With all this said, we can try to build a model with the best variables available.
##
## Calls:
## m1: lm(formula = quality ~ alcohol + volatile.acidity, data = rw)
## m2: lm(formula = quality ~ alcohol + volatile.acidity + sulphates,
## data = rw)
## m3: lm(formula = quality ~ alcohol + volatile.acidity + sulphates +
## citric.acid, data = rw)
##
## ==============================================================
## m1 m2 m3
## --------------------------------------------------------------
## (Intercept) 3.095*** 2.611*** 2.646***
## (0.184) (0.196) (0.201)
## alcohol 0.314*** 0.309*** 0.309***
## (0.016) (0.016) (0.016)
## volatile.acidity -1.384*** -1.221*** -1.265***
## (0.095) (0.097) (0.113)
## sulphates 0.679*** 0.696***
## (0.101) (0.103)
## citric.acid -0.079
## (0.104)
## --------------------------------------------------------------
## R-squared 0.317 0.336 0.336
## adj. R-squared 0.316 0.335 0.334
## sigma 0.668 0.659 0.659
## F 370.379 268.912 201.777
## p 0.000 0.000 0.000
## Log-likelihood -1621.814 -1599.384 -1599.093
## Deviance 711.796 692.105 691.852
## AIC 3251.628 3208.768 3210.186
## BIC 3273.136 3235.654 3242.448
## N 1599 1599 1599
## ==============================================================
We can see that the model does not perform very well as the features are not too strongly descriptive of the quality ratings.
We could see the relationship between the pH and acidity variables clearly in the plot above. We could also verify the volatile acidity/sulphates and alcohol to verify the correlation checked before against the quality ratings. I tried to build a linear model based on some of the variables analysed. The model is not able to explain all the variance in the data, with a r-squared of just .33, which makes it hard to predict with the variables we have.
This first plot, helped me to verify the tendency of alcohol being correlated to the quality score. As we can see the median and mean with a clear upwards distribution tendency as the quality increases. So this is a good feature to be considered for a model, in comparison to all the others.
This is one of the plots in which I could verify one of the strongest relationships in the dataset, the more citric acid the lower the pH, which makes sense with the components of the wine.

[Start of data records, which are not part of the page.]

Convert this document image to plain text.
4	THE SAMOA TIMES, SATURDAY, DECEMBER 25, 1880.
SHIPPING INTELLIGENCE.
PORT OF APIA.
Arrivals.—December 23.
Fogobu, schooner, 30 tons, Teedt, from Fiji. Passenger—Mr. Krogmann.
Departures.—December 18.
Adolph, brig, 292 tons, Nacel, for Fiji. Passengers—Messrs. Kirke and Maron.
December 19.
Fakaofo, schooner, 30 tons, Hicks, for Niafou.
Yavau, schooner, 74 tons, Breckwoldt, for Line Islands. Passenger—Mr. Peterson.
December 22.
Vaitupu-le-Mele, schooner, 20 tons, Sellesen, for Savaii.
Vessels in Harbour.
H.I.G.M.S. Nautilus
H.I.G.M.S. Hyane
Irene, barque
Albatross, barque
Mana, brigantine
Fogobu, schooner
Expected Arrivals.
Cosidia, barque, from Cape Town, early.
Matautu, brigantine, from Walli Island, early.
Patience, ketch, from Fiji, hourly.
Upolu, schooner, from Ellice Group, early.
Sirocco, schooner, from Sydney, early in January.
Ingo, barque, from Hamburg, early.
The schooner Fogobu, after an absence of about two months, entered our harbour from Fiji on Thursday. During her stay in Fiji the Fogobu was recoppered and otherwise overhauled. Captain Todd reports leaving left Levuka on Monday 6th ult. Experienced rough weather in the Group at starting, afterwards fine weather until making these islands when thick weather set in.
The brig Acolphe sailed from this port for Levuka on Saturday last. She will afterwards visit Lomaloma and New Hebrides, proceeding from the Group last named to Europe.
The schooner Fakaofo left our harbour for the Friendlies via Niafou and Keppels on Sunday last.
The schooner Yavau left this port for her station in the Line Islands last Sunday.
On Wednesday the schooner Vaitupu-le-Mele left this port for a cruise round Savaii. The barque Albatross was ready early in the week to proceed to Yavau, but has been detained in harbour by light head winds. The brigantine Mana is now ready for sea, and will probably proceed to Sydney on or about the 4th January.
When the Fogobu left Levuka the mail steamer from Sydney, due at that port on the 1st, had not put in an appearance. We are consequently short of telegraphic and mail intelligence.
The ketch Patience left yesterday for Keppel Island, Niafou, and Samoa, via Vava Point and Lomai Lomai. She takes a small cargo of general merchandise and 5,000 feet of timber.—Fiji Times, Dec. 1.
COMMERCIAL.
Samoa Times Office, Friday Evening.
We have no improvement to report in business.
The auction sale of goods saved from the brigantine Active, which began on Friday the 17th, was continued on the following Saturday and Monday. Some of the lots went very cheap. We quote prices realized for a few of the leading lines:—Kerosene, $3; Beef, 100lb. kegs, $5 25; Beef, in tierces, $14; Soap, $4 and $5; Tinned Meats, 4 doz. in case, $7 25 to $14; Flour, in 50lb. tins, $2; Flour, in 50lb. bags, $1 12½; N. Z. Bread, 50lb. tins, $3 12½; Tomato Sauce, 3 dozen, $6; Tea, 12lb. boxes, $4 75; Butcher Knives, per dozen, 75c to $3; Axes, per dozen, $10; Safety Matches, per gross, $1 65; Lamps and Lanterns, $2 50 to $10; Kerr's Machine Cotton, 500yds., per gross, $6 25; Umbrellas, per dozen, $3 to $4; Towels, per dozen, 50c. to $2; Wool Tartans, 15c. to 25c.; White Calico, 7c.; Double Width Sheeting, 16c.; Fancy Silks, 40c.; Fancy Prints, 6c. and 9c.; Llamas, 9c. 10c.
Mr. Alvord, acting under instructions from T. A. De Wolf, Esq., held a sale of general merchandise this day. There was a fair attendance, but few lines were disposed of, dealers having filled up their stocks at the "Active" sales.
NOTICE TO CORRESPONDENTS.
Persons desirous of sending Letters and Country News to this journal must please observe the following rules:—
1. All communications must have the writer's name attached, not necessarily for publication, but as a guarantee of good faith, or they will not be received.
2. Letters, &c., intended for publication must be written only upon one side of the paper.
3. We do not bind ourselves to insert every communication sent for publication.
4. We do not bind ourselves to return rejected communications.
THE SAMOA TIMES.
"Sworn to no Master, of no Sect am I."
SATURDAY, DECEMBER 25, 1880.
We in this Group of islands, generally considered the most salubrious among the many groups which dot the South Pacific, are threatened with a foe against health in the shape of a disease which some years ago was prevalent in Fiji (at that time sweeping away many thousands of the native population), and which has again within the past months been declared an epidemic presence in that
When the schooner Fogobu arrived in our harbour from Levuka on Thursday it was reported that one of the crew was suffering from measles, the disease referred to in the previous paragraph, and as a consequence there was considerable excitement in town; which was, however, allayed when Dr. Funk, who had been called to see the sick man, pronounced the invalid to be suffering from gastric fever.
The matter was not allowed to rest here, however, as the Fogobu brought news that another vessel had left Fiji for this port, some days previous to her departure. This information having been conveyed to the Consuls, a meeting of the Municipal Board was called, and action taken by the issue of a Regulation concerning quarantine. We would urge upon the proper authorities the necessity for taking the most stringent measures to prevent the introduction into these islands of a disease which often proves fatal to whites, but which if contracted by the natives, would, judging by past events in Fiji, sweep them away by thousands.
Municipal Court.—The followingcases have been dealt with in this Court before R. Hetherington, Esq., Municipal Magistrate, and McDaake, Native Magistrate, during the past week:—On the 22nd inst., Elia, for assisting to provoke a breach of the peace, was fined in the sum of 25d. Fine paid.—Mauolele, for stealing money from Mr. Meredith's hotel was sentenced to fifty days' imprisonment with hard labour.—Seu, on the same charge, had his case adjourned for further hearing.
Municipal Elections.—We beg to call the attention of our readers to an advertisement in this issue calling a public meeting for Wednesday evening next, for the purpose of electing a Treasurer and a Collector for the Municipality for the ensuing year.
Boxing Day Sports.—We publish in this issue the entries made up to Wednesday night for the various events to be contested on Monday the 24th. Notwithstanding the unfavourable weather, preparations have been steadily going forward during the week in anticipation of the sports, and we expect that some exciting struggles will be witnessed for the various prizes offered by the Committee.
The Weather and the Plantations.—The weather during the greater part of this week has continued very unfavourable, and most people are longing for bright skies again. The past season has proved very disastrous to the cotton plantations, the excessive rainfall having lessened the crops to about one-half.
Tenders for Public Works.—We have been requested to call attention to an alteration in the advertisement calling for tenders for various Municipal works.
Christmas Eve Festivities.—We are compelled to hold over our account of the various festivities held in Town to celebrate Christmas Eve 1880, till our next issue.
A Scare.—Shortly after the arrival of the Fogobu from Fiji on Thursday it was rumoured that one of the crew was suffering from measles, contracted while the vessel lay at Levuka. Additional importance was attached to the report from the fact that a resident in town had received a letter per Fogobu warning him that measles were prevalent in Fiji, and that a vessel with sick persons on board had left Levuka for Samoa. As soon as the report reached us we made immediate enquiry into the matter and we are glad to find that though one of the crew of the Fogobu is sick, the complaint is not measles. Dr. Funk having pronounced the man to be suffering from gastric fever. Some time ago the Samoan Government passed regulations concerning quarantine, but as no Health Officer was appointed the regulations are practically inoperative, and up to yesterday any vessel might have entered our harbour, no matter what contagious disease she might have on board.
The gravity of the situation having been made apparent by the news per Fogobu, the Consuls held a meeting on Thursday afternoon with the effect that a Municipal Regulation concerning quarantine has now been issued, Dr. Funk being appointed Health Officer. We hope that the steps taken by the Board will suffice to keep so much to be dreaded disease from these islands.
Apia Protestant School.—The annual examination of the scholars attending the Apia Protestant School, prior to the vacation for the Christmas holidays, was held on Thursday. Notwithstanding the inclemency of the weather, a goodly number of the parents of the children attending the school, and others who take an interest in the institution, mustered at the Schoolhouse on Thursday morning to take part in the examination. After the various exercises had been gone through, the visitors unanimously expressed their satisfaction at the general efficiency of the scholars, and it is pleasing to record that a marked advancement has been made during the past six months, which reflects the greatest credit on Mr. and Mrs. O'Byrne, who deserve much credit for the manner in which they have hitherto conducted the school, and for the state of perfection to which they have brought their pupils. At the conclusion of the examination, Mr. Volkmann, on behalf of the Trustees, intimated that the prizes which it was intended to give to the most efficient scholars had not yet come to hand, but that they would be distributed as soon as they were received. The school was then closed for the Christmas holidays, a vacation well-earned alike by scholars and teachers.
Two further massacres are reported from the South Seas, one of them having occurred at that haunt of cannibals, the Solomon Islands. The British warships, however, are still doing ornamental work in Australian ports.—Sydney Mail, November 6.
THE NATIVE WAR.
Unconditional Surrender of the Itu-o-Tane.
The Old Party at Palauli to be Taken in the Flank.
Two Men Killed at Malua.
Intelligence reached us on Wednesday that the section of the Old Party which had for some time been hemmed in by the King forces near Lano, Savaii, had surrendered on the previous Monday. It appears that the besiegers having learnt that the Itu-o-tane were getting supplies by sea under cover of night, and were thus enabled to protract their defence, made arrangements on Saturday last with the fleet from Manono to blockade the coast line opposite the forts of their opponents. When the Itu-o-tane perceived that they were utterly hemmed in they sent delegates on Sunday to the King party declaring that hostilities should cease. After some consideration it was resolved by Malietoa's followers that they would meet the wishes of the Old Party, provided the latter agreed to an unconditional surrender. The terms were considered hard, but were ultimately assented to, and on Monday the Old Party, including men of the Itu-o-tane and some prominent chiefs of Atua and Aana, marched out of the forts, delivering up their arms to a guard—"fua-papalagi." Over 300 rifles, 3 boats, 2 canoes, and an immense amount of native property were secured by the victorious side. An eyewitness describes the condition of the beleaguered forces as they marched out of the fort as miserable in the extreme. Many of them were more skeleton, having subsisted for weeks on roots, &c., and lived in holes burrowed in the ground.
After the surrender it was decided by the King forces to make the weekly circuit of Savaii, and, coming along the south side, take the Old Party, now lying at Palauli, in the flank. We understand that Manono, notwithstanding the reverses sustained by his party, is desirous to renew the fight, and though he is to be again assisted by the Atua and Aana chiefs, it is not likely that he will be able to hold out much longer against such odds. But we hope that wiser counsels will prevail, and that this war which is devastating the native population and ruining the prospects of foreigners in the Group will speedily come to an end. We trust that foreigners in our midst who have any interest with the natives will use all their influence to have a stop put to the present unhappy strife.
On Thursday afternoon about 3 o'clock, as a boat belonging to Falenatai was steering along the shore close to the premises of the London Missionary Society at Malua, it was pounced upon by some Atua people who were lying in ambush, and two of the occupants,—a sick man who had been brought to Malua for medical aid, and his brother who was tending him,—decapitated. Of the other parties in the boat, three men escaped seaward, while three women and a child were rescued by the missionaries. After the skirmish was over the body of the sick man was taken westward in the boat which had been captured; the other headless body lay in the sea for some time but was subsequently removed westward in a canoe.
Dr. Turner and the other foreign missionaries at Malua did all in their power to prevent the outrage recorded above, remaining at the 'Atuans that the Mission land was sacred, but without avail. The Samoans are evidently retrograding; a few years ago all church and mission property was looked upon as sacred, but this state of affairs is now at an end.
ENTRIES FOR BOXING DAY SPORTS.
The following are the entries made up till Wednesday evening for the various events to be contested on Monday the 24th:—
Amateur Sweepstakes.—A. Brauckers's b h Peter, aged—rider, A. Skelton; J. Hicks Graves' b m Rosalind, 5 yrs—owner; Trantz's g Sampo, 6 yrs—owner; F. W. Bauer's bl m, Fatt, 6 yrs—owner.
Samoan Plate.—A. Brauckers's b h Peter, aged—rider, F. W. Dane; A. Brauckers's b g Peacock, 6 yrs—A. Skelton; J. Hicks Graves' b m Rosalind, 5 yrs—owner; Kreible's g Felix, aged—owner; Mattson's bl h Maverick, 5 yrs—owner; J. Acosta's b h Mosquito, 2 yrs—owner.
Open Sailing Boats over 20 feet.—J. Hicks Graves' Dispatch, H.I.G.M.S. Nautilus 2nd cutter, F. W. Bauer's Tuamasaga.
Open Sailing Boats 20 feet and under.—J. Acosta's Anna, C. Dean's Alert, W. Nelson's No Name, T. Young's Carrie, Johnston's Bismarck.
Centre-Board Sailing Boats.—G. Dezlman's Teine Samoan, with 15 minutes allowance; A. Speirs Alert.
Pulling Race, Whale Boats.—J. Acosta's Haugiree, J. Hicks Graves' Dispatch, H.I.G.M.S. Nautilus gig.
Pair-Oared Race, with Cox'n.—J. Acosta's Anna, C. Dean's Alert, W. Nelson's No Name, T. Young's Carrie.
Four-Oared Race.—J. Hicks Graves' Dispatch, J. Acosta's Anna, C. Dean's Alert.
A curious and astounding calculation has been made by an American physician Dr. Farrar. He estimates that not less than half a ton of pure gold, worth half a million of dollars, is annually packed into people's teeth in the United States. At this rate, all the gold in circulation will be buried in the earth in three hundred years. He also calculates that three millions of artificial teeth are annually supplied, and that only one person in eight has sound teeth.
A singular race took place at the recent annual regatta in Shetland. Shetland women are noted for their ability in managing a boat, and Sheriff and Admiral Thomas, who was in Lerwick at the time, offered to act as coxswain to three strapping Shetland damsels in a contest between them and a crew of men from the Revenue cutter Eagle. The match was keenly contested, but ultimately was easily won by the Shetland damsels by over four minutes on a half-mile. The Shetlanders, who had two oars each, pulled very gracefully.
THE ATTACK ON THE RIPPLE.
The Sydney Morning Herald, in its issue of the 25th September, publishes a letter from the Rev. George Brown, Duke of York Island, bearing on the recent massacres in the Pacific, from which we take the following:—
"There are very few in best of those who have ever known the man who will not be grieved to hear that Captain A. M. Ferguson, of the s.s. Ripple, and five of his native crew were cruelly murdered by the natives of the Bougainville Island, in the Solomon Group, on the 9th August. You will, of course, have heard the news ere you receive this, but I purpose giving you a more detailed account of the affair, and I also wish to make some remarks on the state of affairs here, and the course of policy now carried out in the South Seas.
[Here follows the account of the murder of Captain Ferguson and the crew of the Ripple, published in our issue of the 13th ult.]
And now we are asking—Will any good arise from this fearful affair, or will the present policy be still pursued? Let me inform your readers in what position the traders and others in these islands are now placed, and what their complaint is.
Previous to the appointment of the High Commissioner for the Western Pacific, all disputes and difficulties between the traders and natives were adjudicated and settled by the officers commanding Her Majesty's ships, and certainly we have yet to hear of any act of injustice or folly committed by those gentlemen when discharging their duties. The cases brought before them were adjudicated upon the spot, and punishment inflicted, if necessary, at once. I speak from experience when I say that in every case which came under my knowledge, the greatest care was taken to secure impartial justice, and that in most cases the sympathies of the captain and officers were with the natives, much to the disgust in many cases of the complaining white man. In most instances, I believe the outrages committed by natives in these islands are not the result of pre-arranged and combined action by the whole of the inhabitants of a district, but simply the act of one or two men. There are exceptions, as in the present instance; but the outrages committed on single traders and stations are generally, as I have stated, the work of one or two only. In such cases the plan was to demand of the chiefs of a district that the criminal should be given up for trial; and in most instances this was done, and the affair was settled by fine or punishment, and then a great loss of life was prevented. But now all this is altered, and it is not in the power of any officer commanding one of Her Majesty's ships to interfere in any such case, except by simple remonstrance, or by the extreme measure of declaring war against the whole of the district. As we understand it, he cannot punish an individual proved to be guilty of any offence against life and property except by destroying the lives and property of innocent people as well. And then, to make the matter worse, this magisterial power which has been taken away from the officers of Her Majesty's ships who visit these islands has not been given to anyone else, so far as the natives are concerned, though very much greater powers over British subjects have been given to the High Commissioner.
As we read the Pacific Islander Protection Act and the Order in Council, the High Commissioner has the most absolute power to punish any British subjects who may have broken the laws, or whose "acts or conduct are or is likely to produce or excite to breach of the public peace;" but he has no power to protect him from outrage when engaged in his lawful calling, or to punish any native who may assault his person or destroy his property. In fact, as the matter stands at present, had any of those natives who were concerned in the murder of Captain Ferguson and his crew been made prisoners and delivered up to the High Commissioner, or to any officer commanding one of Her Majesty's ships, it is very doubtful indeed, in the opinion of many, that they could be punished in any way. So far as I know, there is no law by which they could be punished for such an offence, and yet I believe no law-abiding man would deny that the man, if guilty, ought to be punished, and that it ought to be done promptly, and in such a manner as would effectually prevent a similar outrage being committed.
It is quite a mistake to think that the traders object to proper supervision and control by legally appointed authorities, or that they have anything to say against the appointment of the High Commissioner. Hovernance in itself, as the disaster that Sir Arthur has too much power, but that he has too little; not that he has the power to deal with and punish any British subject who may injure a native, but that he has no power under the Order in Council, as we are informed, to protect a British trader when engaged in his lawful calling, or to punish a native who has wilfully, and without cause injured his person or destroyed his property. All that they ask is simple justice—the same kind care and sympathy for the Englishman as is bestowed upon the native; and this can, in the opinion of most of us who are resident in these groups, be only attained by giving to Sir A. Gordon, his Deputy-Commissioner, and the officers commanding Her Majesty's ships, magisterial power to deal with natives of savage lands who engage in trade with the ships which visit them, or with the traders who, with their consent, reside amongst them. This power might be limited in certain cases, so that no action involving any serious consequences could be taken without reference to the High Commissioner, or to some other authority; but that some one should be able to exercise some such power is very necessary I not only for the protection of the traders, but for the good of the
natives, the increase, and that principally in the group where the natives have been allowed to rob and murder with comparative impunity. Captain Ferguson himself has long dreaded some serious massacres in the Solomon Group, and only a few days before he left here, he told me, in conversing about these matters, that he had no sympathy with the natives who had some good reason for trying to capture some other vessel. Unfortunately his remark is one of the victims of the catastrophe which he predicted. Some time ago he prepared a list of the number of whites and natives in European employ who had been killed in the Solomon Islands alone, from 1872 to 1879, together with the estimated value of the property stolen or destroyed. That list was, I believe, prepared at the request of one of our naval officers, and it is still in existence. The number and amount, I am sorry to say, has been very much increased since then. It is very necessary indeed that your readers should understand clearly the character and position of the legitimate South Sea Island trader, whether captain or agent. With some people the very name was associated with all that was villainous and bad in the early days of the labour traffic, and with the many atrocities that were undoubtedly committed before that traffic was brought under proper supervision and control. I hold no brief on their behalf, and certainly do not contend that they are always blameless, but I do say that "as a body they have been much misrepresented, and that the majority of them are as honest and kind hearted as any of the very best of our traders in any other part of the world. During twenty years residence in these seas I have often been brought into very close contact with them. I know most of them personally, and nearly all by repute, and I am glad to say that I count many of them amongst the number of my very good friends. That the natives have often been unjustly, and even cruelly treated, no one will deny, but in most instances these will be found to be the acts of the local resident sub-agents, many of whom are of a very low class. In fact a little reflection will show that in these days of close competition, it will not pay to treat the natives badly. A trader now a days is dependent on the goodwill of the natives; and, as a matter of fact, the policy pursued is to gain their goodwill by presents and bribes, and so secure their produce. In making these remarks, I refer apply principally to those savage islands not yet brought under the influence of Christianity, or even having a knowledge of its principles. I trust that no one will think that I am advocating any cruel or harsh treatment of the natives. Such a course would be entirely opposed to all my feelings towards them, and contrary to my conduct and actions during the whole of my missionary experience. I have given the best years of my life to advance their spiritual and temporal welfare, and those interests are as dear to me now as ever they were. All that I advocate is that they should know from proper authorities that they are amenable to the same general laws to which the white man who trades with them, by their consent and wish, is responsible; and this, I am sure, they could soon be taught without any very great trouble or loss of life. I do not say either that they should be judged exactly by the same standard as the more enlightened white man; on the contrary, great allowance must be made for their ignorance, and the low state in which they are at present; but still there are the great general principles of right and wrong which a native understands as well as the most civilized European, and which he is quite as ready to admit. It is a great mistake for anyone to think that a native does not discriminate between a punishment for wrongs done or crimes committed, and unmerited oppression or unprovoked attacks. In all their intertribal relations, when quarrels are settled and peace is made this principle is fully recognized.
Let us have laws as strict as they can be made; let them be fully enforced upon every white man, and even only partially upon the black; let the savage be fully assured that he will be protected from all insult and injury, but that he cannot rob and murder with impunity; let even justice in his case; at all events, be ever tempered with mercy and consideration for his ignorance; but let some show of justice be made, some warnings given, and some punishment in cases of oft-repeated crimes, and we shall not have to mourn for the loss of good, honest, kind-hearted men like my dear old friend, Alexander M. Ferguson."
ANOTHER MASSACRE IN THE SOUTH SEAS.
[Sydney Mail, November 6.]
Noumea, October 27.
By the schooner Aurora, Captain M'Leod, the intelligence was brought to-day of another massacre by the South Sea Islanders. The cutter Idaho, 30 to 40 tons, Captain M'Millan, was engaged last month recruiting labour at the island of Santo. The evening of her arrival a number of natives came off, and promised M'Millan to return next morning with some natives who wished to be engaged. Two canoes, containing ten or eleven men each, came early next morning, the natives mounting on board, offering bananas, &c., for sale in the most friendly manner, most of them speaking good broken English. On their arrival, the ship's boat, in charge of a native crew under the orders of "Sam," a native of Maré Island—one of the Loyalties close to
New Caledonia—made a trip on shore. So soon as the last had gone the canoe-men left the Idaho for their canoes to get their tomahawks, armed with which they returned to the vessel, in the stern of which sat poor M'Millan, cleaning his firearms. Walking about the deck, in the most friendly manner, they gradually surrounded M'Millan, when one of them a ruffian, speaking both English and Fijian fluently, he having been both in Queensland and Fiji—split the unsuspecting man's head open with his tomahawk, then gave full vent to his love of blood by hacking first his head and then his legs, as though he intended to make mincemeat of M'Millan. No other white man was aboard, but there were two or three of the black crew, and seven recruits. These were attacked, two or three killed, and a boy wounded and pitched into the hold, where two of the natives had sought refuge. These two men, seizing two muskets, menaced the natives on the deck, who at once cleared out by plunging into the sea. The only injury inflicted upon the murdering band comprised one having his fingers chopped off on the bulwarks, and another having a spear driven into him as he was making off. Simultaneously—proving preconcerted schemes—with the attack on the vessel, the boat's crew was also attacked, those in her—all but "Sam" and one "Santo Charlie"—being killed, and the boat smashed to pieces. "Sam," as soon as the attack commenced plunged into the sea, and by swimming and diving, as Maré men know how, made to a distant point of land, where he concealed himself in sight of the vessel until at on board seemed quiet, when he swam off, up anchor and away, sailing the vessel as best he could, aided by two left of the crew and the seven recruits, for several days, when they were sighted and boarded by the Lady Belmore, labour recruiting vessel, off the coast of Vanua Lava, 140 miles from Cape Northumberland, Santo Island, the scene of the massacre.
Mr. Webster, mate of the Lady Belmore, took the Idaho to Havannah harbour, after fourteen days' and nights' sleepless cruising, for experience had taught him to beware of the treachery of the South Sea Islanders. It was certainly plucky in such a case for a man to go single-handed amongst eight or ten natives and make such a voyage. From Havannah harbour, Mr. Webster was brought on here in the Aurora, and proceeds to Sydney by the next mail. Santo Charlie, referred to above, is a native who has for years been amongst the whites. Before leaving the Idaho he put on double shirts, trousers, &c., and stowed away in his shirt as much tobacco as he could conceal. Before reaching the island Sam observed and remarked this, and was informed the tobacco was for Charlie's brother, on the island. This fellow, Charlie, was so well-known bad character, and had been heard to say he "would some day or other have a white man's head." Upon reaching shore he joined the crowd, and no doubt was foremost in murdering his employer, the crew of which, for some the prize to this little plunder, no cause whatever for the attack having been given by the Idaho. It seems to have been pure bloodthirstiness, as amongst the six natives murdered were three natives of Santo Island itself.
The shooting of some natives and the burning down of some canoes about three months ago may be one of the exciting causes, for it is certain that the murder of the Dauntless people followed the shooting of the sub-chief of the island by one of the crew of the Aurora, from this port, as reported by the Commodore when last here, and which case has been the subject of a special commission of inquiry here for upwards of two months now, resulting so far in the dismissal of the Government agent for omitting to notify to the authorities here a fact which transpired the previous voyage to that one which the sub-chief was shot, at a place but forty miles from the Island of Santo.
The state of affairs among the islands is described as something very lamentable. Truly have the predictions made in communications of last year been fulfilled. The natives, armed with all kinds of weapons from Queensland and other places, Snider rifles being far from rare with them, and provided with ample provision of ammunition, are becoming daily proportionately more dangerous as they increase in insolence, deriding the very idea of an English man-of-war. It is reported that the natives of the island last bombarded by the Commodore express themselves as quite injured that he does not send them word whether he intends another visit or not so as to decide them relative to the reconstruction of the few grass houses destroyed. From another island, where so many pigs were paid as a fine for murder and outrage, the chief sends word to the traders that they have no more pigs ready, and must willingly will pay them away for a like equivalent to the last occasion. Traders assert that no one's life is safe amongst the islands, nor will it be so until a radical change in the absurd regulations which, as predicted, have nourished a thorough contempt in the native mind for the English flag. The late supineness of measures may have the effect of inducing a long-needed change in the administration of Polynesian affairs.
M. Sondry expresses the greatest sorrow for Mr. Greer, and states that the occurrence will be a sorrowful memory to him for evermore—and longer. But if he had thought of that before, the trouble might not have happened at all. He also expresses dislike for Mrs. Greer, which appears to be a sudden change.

In this one I could check the best 3 features description of the wine quality, these three have the best correlation in the dataset so it makes sense to see them all together. It’s curious though, that high volatile acidity makes the wine better, because its the process of the wine “turning into vinegar”.
It’s my debut exploring data on my own so it’s been a nice first challenge exploring this dataset. The structure and values of the dataset are quite simple so exploring them individually had not been that difficult. A thing that was challenging for me was to verify that the variables were not too clearly descriptive of the target, correlations were low for the most of them, so the analysis had not been as straightforward as I thought it would be. I’ve grown accustomed to the R language, it’s a very simple language, to work with, and my knowledge of it being just what I had in the course, it was very comfortable to use it during this analysis. For a future analysis it would be nice to figure out if a combination of the components of acidity could be more descriptive of the quality, and if the quality rating could be broken down into more descriptive features of taste, so we could verify what characteristics, according to the rater, made the quality rating, and verify more clearly if it makes sense with the components data.